Cuando las cosas están por salir
mal, salen mal. Viene a ser como ir caminando borracho por una dehesa y que de
repente veas dos toros frente a ti. Sientes una temblequera en las piernas que
no sabes si atribuírsela al alcohol, al miedo o culpar a ambos, miras hacia
todos los lados y en algún punto encuentras dos árboles salvadores. Sales
corriendo hacia ellos, intentas subirte a uno de los árboles y eliges el que no
es y te empitona el toro que sí es. No sé si borrachos o no, pero ese efecto de
ver doble va siendo de uso común: miramos a un lado y vemos dos Reyes, miramos
al otro y aparecen dos Papas. ¿Cómo saber a cuál subirnos y quién nos puede
empitonar? Pues esta dualidad no sería problema para los aborígenes
australianos, para ellos el tiempo siempre es doble.
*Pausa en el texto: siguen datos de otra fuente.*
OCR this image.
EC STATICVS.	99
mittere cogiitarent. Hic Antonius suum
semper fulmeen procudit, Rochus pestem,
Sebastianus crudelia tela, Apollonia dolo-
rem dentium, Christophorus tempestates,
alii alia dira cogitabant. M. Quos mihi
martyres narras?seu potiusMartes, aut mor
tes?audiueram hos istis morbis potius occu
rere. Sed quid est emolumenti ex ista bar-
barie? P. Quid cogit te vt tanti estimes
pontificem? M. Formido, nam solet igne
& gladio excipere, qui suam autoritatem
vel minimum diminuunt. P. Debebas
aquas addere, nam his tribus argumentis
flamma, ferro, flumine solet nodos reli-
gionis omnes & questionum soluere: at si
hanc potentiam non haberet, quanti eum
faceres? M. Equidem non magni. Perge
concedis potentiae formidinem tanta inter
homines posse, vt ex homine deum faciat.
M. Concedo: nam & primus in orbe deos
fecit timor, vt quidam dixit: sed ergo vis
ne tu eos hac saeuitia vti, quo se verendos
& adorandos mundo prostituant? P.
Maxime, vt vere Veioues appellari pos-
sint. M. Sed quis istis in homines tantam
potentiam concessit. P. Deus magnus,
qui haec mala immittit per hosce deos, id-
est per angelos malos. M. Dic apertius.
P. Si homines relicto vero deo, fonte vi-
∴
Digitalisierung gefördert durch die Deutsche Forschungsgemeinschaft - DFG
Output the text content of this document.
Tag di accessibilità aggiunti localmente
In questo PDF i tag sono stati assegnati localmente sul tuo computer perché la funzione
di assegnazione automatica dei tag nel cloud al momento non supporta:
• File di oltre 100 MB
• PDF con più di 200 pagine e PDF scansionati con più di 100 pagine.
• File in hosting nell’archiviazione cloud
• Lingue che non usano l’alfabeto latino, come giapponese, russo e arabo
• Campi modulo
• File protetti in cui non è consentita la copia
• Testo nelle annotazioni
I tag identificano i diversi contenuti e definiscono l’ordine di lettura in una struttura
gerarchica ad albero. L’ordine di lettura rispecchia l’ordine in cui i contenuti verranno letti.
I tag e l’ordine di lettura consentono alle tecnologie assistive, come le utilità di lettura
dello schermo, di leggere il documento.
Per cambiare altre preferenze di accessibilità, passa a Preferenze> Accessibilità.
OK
Existe un tiempo que es el
que vemos pasar, en el que se enmarcan nuestras actividades, ese mismo tiempo
que Armando Manzanero pretendía inútilmente detener ordenando al reloj que no
marcase las horas. Pero para los originarios habitantes de esa gran isla,
existe otro tiempo de carácter espiritual, un ‘tiempo de sueño’ en el que se
forjan los valores compartidos y los elementos simbólicos de sus sociedades. Un
tiempo de sueño del que, futbolísticamente, la selección española se acaba de
despertar de sopetón. Claro, es que no hay manera de seguir durmiendo si
recibes dos bofetadas, una por mejilla. Los australianos, por el contrario, no
se pueden despertar porque no se han acostado, el balón esférico no les quita
el sueño ni se lo produce. O sea, que estamos ante un partido que más bien se
parece al encuentro a las siete de la mañana en medio de cualquier calle entre
un grupo de chavales y otro de monjas. Los primeros vuelven a casa tras una
larga noche, las segundas, recién levantadas, acuden al rosario de la aurora.
Coinciden en el mismo lugar y al mismo tiempo, pero es pura casualidad.